これは、「しんぶん赤旗」が先月14日にスクープしたものだ。稲田氏の政治資金管理団体「ともみ組」の領収書のなかに金額、宛名、年月日が同じ筆跡の領収書が大量に存在していることが発覚。これは、自民党議員らの政治資金パーティに参加した際に、金額や日付などが未記入の領収書を得て、稲田氏側が自分で書き込んでいたものだった。「赤旗」の調べでは、この白紙領収書は2012〜14年の3年間で計260枚、約520万円にのぼるという。
繰り返すが、領収書に自分で勝手に金額等を書きこむ行為は文書偽造にあたり、刑事罰の対象となる。また、富山議会自民党会派のように、領収書を偽造することで架空のカネをでっちあげ、不正受給や横領をまねく危険のある極めて悪質な行為だ。
しかも、自民党ではこの“白紙領収書”が常態化していた。「赤旗」を後追いした「フライデー」(講談社)9月9日号には、自民党ベテラン代議士秘書が「白紙の領収書を渡すのは永田町では“常識”です」と証言している。さらに、「赤旗日曜版」9月4日付のスクープ第2弾によれば、稲田氏側へ白紙領収書を発行した自民党議員は、現内閣だけでも、高市早苗総務相や加藤信勝一億総活躍相、丸川珠代五輪相ら現役閣僚10人のほか、副大臣や副官房長官なども加えて30人にのぼるという。
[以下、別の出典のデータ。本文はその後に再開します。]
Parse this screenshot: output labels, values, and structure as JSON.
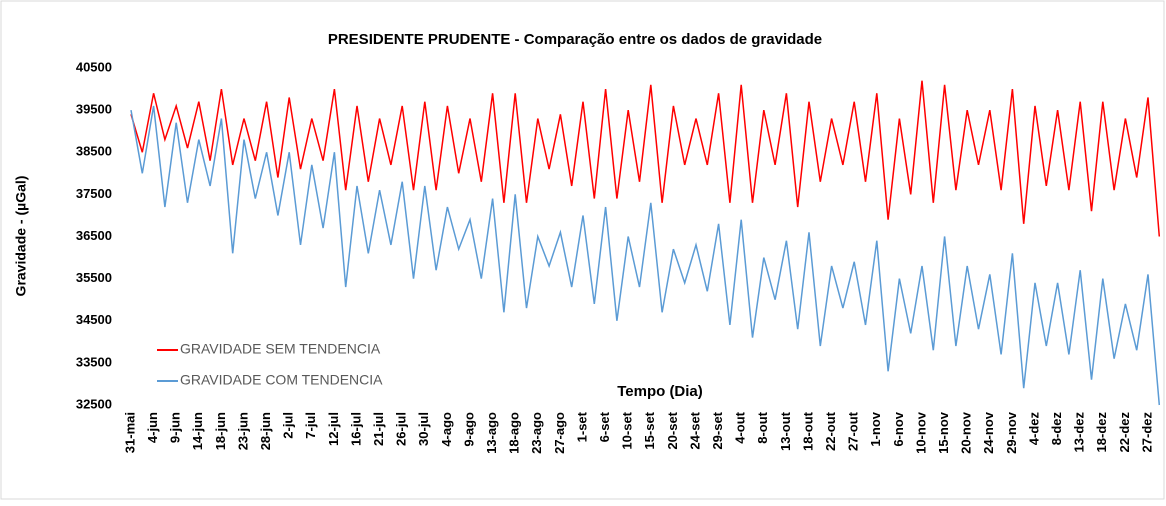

つまり、地方議会だけでなく国政の場でも、自民党では組織ぐるみの“白紙領収書”が乱れ飛んでいたのだ。もちろん、資金パーティへの参加費などには、血税である政党交付金が混ざっているとみられ、これまでに横行してきた“白紙領収書”を利用することで、国民の税金の私的着服や裏金作りが行われた可能性もある。よしんば正確な金額を書き込んでいたとしても、白紙領収書を受け取って自分たちで記入すれば公的証明となりえないし、非課税の政治資金で不透明なカネの流れをつくっていること自体は変わらない。国民への裏切り行為であり、決して看過できない重大な問題だ。
ところがマスコミは、同じく白紙領収書による犯罪が発覚した富山市議会自民党会派については、威勢よく追及するくせに、稲田氏ら安倍内閣の重大疑惑は完全に“知らぬ存ぜぬ”を決め込んでいる。
たとえば前述の『とくダネ!』で小倉は、「怪しいと思われたその時点でアウトだよね、この手のものは」と笑いながら吐き捨てていたが、安倍政権の“白紙領収書”疑惑を1秒たりとも取り上げないし、「じゃあ、国会議員はどうなのか」という当たり前のコメントすら一言も出さない。あえて問題を拡大させないように努めるかのごとくだ。